'Bad deal': Donald Trump cancels UK visit to open £734 million US embassy building

  • Video report by ITV News Political Correspondent Carl Dinnen

US President Donald Trump has confirmed he has cancelled his trip to London, saying he did not want to cut the ribbon on the new US embassy as he deemed the building's relocation a "bad deal".

He was due to visit London in February for the opening of the new £734 million building.

Writing on Twitter, Mr Trump said he was "not a big fan" the embassy's move from Grosvenor Square to Nine Elms, south London, blaming the previous administration.

The United States announced plans to move from its current embassy building in Mayfair in October 2008 during George W Bush's Administration - several months before Barack Obama took office.

On the embassy web page about the project, it said: "The project has been funded entirely by the proceeds of the sale of other US Government properties in London, not through appropriated funds."

The new building will open for business on January 16.

On Friday morning Downing Street said the "strong and deep" partnership between the UK and US "will endure", despite Mr Trump's cancellation of the trip.

British government sources said they had never officially been informed of a date for Mr Trump to make a visit, but speculation had suggested he would formally open the embassy at a ceremony in February.

Mrs May controversially extended the offer of a state visit, officially on behalf of the Queen, when she became the first world leader to meet Mr Trump in the White House following his inauguration last year.

"Our position is that an offer for a state visit has been extended and accepted," a Downing Street spokesman said, with the expectation Mr Trump will visit Britain later this year.

Reports have suggested Mr Trump was backing away from the visit over fears of mass demonstrations.

An anti-Trump Banner at Ronald Reagan statue in front of the US Embassy in London.
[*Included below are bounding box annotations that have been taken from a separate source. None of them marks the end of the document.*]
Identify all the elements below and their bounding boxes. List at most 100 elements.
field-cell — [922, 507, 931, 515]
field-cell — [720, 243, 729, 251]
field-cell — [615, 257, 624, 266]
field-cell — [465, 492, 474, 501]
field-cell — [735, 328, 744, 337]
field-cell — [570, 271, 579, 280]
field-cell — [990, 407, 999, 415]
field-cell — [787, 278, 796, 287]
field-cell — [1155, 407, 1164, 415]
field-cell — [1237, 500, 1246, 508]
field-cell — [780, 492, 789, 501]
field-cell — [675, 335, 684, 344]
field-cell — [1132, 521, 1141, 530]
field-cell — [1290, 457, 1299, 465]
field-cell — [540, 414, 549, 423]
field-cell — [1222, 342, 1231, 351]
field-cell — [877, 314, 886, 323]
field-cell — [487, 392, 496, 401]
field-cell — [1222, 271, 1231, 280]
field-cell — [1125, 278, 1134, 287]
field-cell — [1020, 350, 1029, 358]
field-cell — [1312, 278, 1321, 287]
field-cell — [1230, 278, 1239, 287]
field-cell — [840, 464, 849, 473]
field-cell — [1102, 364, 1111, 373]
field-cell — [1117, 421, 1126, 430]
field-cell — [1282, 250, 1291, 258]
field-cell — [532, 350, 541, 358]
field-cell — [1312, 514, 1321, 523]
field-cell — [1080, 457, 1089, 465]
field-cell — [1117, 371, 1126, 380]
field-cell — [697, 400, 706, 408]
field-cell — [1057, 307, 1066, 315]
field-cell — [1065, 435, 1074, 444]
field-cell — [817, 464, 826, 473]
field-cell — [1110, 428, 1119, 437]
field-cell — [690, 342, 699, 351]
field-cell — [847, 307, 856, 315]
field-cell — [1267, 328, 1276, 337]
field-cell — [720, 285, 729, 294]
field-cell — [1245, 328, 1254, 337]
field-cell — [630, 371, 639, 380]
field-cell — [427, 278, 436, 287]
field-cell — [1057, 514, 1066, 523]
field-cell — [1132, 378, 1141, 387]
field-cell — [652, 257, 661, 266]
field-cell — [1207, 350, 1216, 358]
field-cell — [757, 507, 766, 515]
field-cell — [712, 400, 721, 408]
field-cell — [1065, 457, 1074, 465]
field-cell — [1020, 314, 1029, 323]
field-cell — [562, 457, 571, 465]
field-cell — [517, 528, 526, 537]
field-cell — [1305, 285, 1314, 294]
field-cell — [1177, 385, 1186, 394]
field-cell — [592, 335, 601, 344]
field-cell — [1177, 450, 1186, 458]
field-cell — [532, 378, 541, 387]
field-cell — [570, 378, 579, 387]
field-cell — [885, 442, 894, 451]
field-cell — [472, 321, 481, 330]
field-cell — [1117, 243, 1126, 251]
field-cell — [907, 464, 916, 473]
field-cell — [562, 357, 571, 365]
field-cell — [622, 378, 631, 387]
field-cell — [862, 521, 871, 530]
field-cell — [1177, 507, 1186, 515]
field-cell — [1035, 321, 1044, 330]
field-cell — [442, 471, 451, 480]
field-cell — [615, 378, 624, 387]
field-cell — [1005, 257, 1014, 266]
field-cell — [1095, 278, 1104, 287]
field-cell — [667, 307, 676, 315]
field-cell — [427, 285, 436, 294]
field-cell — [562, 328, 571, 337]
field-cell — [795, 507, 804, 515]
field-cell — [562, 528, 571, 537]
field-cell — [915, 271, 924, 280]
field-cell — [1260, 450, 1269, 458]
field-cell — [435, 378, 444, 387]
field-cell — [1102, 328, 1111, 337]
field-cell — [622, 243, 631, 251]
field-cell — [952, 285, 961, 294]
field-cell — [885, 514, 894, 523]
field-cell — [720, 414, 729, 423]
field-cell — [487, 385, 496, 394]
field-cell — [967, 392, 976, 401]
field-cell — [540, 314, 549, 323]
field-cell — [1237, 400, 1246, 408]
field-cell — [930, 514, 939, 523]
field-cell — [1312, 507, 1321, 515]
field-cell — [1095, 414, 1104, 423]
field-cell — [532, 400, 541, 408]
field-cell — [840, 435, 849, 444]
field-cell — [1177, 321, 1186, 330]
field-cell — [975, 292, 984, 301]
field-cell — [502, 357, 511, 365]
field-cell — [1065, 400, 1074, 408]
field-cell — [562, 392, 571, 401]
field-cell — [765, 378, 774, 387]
Credit: PA

Mrs May and Mr Trump fell out in November over his retweeting of anti-Muslim videos posted online by the deputy leader of the far-right Britain First group, Jayda Fransen.

At the time, the PM said Mr Trump was "wrong" to retweet the videos, and the president hit back at May on Twitter by telling her to focus on "destructive radical Islamic terrorism" in the UK, rather than on him.

London Mayor Sadiq Khan, who has clashed with Mr Trump in the past, said the US president had "got the message" that many Londoners did not approve of his policies and actions.

Foreign Secretary Boris Johnson hit back at Mr Khan, accusing him and Labour leader Jeremy Corbyn of trying to damage the relationship between Britain and the US.

Brendan Cox, widower of murdered Labour MP Jo Cox, echoed suggestions that concerns about protests may have been the real reason for the visit's cancellation.

Tom Tugendhat, chairman of the Commons Foreign Affairs Committee, suggested that Mr Trump was more aware of opposition in the UK than in other countries he had visited because it was expressed in English.

"While I think it's a shame, I think - if I'm honest - it more reflects the fact that other people criticise in French, Italian, Korean and other languages and we criticise in English, and it's much easier for him to read English," he said.